Concrètement, la valeur locative en question est calculée par l’administration pour l’ensemble des immeubles de France. Soit 35 millions de logements, 11 millions de dépendances, plus les usines et les locaux professionnels, sans parler des châteaux, pour lesquels il faut évaluer la valeur. En 1914, ce travail de géant avait été fait. Puis, cinquante ans durant, on en resta là. Jusqu’à la Ve République, dont une ordonnance du 7 janvier 1959 décida qu’on ne pouvait plus calculer des impôts sur des bases aussi archaïques. La révision de la valeur de toutes les propriétés et habitations françaises fut donc décidée. Mais il fallu encore attendre dix ans, une loi et un décret d’application, pour qu’en 1970, cette révision générale fût effectuée. Par référence au marché locatif de l’époque.
Quarante ans après, une fois encore, on en est resté là. Les bases de la fiscalité locale non réactualisées sont redevenues aussi archaïques et injustes qu’au temps de Luis Mariano et de la guerre d’Algérie. Au point que sur la base des standards de confort de l’époque, un appartement cossu du Marais à Paris, peut avoir en 2016 des taxes locales plus modérées que celle d’une HLM, parce qu’en 1970 cet appartement était dans un immeuble très ancien délabré, pendant que la baignoire, le chauffage central et les sanitaires de l’Habitation sociale d’alors étaient considérés comme des indices de confort justifiant une valeur locative plus élevée.
Cette situation et les bases vieillies qui l’engendrent devraient être manifestement révisées. Mais on n’ose pas. Parce que les impôts locaux s’envoleraient, ce qui politiquement feraient des dégâts. Alors on fignole, on biaise, on bricole. On se contente de mettre à jour, d’actualiser avec des coefficients. Par exemple, pour 2015, les valeurs locatives de l’année précédente ont été majorées de 1,009.
La fiscalité de la peur
Ce qui crée un troisième problème pour la fiscalité locale : l’extrême complexité, l’opacité et l’iniquité, ressenties par tous, dénoncées par la Cour des comptes et révélant un système à bout de souffle. On a tenté alors d’y remédier. Mais sur la pointe des pieds. Avec la loi Charasse du 30 juillet 1990. Les valeurs locatives ont bien été révisées pour coller à la réalité. Une fois pourtant les résultats du grand recensement connus, politiquement on a eu peur. Parce que par exemple 7% des locaux soumis à la taxe d’habitation auraient vu, si on allait à la révision, leur cotisation augmenter de plus de 50%.
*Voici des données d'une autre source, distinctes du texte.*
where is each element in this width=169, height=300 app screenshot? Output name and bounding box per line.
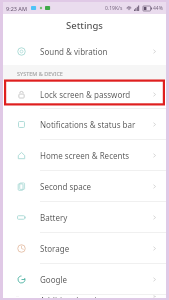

Comme la peur des réactions de l’électeur contribuable est le début de la sagesse fiscale, on est resté à nouveau au statut quo. C’est à dire à la révision générale des bases de la fiscalité locale datant de 1970 pour le foncier bâti et de 1960 pour le foncier non bâti. Soit des impôts locaux ayant aujourd’hui entre 46 et 56 ans d’obsolescence et d’archaïsme.
On en était là, lorsque l’article 34 de la loi Sarkozy du 29 décembre 2010 a toutefois repris, vingt ans après, le travail de révision. Du moins pour les 3,3 millions de locaux commerciaux, sur un total de 33 millions et en calculant les valeurs locatives à partir des loyers réellement constatés. L’expérimentation a été menée en 2011 sur un échantillon de cinq départements, méthode étendue depuis 2015 à la révision des valeurs locatives des locaux d’habitation.
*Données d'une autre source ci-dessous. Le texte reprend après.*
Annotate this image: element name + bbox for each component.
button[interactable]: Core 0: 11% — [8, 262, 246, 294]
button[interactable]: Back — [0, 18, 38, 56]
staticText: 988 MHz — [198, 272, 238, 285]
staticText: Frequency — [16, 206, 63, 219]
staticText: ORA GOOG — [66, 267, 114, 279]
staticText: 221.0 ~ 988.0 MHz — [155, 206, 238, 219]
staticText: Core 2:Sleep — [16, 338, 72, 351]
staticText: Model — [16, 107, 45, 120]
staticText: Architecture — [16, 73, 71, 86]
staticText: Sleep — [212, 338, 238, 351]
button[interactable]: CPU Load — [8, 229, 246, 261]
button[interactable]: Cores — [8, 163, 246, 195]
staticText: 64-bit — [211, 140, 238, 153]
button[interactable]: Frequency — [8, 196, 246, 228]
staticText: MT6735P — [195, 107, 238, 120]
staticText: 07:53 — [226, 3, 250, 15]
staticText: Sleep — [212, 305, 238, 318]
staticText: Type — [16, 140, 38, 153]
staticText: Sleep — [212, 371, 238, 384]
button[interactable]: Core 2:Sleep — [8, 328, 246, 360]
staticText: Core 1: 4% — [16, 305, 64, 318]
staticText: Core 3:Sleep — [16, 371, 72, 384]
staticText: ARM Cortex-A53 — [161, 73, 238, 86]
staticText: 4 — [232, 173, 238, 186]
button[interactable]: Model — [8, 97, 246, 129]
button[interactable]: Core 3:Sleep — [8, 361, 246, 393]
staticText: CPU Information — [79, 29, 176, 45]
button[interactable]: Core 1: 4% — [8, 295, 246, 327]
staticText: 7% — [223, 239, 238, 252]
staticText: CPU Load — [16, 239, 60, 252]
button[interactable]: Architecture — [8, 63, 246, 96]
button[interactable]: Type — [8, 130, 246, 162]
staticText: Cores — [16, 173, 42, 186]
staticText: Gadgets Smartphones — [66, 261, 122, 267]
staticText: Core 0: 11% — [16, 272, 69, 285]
Si tout se passait bien, ces travaux de révision, démarrés en 2016, s’étaleraient sur 2017, pour que les nouvelles valeurs locatives soient intégrées aux avis d’imposition envoyés à l’automne 2018. La réforme s’appliquerait alors en 2018/2019 sur la feuille d’impôt. Mais comme nous serons à un an des Municipales de 2020, qui prendra le risque d’agiter le beaujolais fiscal nouveau devant les taureaux électoraux ?
Sous le signe indien : L’intouchable fiscalité locale
Autant dire qu’on est reparti pour une prolongation du statut quo. Tant et si bien que depuis 1917, la fiscalité locale, obsolète, complexe, injuste et ne fournissant pas aux maires des recettes suffisantes, est maintenue. C’est même le seul môle de stabilité française. La mondialisation, internet, le portable, Facebook et les twitts ont peut être tout bouleversé, mais les quatre vieilles du temps des sans culottes, elles, sont toujours là. Plus forte que tous les projets de réforme et Dieu sait que sur les cent ans passés il y en eut.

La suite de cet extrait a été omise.